09/03/09 (B489) Procés en diffamation intentée par Alain Romani contre Elisabeth Borrel, Bernard Nicolas et leur éditeur. Comme nous l’avions annoncée, le compte-renu d’audience (par Laurence Dawidowicz, Présidente de Survie Ile-de-France).

J’ai assisté le 5 mars 2009 au procés pour diffamation, intenté par Alain Romani contre Elisabeth Borrel, Bernard Nicolas et leur éditeur Flammarion pour des passages du livre « Un Juge assassiné ».

Je vous envoie quelques notes prises pendant l’audience, pour votre information et si vous le jugez utile pour les diffuser à vos lecteurs.

Le procès s’est ouvert en présence de M. Romani et de ses avocats, de Mme Borrel, M.Nicolas et leurs conseils ainsi que celui de la maison d’édition ; les témoins cités par la défense étaient également présents, M. Alhoumékani et M.Iftin.

Selon les informations présentées devant la Cour, Alain Romani n’aurait jamais été convoqué ni entendu par la Justice, dans le cadre de l’instruction pour assassinat du Juge Borrel !!!
En dépit des demandes réitérées de la partie civile, dans le cadre de l’instruction pour l’assassinat du Juge Bernard Borrel, Monsieur Romani n’a jamais été convoqué par la justice. Mme Borrel le regrette ! C’est la première fois que Monsieur Romani était présent lors d’une audience, qui jugeait une affaire ayant un rapport avec l’instruction pour assassinat.

Bien qu’étant présent en qualité de victime (?),
il lui a été demandé de répondre à certaines questions.

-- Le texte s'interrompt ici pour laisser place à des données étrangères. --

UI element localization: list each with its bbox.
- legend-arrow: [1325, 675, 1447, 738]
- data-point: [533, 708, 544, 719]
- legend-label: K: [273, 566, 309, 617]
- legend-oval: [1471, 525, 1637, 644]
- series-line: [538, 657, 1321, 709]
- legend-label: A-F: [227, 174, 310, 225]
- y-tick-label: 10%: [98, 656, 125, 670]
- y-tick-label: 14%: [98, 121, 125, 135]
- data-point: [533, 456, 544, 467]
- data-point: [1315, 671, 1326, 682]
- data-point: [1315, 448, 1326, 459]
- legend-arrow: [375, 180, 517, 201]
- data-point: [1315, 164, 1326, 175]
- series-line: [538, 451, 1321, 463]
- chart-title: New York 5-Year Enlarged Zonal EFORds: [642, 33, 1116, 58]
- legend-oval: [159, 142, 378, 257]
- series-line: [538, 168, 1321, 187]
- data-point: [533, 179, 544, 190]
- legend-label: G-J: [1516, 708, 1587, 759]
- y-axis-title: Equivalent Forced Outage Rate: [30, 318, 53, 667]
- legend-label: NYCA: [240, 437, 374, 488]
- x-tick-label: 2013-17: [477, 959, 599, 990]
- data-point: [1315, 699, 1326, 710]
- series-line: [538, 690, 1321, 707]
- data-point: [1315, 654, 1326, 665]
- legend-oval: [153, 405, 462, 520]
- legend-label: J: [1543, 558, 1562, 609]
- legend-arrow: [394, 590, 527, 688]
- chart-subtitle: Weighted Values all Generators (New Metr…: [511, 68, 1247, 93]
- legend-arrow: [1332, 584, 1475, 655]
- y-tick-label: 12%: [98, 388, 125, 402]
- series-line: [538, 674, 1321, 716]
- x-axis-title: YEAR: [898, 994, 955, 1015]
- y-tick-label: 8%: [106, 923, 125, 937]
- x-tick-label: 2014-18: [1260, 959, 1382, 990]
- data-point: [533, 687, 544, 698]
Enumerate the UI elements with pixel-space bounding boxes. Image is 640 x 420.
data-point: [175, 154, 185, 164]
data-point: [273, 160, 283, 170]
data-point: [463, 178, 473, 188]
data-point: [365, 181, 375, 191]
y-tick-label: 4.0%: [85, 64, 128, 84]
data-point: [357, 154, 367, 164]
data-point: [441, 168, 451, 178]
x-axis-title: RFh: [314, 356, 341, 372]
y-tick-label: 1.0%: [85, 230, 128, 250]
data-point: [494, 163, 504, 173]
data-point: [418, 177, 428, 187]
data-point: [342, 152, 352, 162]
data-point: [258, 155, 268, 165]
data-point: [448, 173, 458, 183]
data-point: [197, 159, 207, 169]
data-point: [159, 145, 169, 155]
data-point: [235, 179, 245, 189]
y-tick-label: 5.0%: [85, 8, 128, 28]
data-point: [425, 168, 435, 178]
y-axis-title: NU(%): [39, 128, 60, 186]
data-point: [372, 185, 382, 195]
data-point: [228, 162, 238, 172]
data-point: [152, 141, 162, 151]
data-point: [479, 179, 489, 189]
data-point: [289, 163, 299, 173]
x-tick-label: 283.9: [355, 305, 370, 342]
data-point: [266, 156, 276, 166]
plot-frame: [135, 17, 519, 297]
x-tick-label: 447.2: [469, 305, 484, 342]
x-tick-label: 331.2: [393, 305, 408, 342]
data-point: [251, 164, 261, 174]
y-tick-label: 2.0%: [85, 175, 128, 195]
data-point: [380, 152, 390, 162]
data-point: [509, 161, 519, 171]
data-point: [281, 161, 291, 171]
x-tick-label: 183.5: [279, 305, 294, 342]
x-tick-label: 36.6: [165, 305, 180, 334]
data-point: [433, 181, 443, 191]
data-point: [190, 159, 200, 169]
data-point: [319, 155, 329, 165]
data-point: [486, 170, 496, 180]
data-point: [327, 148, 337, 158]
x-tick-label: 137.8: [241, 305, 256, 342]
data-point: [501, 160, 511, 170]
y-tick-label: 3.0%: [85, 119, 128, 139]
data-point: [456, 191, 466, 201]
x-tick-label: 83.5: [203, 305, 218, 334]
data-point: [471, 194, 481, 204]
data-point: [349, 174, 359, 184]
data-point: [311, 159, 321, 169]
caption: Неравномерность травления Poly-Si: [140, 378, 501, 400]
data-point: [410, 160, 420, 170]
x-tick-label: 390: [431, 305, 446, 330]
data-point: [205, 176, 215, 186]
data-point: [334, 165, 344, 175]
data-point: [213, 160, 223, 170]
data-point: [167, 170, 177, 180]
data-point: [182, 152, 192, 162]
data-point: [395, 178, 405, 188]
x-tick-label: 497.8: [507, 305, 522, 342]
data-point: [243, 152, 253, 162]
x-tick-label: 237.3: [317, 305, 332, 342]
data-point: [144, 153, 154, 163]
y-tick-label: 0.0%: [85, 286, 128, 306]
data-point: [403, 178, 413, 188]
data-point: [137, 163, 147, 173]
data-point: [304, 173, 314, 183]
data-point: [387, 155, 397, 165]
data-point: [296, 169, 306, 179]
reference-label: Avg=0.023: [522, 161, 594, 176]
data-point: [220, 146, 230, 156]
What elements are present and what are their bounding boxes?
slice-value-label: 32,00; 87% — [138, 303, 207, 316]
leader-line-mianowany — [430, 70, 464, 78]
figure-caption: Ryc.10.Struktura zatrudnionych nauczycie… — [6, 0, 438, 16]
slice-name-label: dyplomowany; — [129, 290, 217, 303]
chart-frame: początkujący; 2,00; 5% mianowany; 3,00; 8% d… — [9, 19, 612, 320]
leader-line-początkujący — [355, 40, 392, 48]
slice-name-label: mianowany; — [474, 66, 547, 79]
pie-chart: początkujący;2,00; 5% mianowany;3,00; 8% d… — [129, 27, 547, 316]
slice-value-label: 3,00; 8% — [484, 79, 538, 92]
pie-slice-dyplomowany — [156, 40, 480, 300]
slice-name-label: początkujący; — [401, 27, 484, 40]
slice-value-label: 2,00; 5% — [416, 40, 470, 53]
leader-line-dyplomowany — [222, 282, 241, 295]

La plainte pour diffamation porte sur neuf passages du livre dont la Présidente a donné lecture, prenant grand soin de les recadrer à chaque fois dans le contexte général de l’ouvrage. Elle a également rappellé les condamnations d’Hassan Saïd et de Djama Souleiman à Versailles, pour tentative de subornation de témoins et tentative de faux témoignage, à l’issue duquel, les témoins de ce procès ont été reconnus victimes.

Mme Borrel relate rapidement les faits survenus depuis l’annonce de la mort de son époux, les tentatives pour accréditer la thèse du suicide et pour entacher l’image de son mari, puis la sienne. Elle explique que ce livre était nécessaire pour apporter des éléments dans la recherche de la vérité et pour honorer la mémoire de son mari, père de leurs enfants.

Un paradoxe
Elisabeth Borrel a déclaré qu’on ne lui avait jamais apporté de preuvess quant au suicide supposé de son époux mais qu’on avait exigé qu’elle prouve qu’il s’agissait d’un assassinat . »J’ai porté le poids de l’action publique car l’Etat et le parquet ont été longtemps défaillants ». dit elle.

Comme elle le décrit fort bien dans le livre, c’est le refus formel opposé par Mme Morrachini d’entendre M. Alhoumékani, qui l’a amené à se rendre à Bruxelles avec ses avocats pour entendre son témoignage dans le Cabinet de son propre avocat.

Ce témoignage, a-t-elle précisé, a permis de relancer l’instruction et de mettre progressivement un terme aux versions « impossibles » qui étaient privilégiées par les juges en charge du dossier à l’époque (*1).

Le nouveau départ de l’instruction repose d’abord sur les témoignages d’abord d’Alhoumékani puis d’Iftin et sur les constats effectués sur place, au Goubet, en présence du Juge Parlos (qui remplaçait Morrachini et Le Loir) (*1).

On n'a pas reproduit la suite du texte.